🤖 AI Summary
Existing text-to-image diffusion models employ global test-time scaling (TTS), ignoring spatial heterogeneity in image quality—leading to computational redundancy and insufficient local defect correction. To address this, we propose LoTTS, the first training-free local TTS framework. LoTTS leverages quality-aware prompting to guide attention-difference analysis—comparing cross- and self-attention maps—to localize defective regions, generate spatial masks, and perform localized perturbation and resampling while preserving global consistency. Evaluated on SD2.1, SDXL, and FLUX, LoTTS achieves state-of-the-art performance, simultaneously enhancing both local quality and global fidelity. It reduces GPU computation overhead by 2–4× compared to Best-of-N sampling.
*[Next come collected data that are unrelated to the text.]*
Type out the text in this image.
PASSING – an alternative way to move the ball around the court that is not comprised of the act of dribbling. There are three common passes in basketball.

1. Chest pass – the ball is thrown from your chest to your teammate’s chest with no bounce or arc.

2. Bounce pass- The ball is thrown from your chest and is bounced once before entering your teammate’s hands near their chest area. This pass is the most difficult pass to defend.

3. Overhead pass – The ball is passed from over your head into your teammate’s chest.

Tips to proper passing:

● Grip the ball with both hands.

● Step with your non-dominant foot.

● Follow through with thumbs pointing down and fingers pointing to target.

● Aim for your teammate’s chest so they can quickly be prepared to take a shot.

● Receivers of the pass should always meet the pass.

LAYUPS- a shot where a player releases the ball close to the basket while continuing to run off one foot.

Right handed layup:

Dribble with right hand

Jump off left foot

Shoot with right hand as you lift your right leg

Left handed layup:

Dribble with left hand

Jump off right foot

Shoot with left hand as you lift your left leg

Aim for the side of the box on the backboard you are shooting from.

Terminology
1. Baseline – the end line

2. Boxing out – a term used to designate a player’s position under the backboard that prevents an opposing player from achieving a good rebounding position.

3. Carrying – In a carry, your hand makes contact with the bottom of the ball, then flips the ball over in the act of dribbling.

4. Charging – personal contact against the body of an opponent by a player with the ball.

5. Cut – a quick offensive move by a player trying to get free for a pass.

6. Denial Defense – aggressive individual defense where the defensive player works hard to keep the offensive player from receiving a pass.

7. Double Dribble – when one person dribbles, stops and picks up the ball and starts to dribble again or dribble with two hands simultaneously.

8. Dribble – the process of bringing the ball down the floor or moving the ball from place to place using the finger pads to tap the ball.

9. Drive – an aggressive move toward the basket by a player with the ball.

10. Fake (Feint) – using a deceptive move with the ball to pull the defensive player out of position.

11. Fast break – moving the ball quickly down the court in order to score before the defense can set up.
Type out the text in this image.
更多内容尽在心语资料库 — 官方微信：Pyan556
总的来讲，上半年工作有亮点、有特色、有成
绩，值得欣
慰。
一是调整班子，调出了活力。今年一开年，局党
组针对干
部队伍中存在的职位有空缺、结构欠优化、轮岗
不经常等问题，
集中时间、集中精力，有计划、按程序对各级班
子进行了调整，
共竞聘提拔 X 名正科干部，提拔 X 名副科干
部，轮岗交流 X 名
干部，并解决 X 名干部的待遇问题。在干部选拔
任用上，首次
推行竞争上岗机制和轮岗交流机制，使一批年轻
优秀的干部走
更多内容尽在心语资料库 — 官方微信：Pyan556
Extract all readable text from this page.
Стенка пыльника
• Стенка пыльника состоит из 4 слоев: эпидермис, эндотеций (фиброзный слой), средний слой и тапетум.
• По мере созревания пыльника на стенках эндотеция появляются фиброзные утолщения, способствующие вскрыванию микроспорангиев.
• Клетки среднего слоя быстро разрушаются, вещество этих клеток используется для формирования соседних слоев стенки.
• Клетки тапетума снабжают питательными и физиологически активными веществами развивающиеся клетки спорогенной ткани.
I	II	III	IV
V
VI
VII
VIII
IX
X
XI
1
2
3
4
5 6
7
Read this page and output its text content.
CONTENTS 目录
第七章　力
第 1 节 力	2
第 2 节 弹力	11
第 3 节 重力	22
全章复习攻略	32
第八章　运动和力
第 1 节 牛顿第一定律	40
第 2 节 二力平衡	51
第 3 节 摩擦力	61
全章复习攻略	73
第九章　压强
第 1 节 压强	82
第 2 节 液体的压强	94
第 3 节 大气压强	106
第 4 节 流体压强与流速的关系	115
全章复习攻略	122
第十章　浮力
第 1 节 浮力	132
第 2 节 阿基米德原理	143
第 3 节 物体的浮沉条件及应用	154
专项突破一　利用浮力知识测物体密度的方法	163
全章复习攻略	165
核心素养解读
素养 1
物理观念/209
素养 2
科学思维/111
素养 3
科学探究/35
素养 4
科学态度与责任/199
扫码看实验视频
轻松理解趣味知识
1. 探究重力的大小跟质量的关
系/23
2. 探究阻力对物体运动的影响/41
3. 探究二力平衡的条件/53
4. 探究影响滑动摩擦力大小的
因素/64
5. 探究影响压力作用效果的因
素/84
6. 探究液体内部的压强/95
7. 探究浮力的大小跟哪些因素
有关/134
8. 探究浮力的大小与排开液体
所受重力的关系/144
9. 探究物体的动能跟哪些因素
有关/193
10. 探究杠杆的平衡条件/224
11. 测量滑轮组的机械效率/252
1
Crucially, LoTTS is the first method to enable efficient, training-free, semantics-driven local test-time optimization—bridging a critical gap between computational efficiency and fine-grained image refinement.
📝 Abstract
Diffusion models have become the dominant paradigm in text-to-image generation, and test-time scaling (TTS) further improves quality by allocating more computation during inference. However, existing TTS methods operate at the full-image level, overlooking the fact that image quality is often spatially heterogeneous. This leads to unnecessary computation on already satisfactory regions and insufficient correction of localized defects. In this paper, we explore a new direction - Localized TTS - that adaptively resamples defective regions while preserving high-quality regions, thereby substantially reducing the search space. This paradigm poses two central challenges: accurately localizing defects and maintaining global consistency. We propose LoTTS, the first fully training-free framework for localized TTS. For defect localization, LoTTS contrasts cross- and self-attention signals under quality-aware prompts (e.g., high-quality vs. low-quality) to identify defective regions, and then refines them into coherent masks. For consistency, LoTTS perturbs only defective regions and denoises them locally, ensuring that corrections remain confined while the rest of the image remains undisturbed. Extensive experiments on SD2.1, SDXL, and FLUX demonstrate that LoTTS achieves state-of-the-art performance: it consistently improves both local quality and global fidelity, while reducing GPU cost by 2-4x compared to Best-of-N sampling. These findings establish localized TTS as a promising new direction for scaling diffusion models at inference time.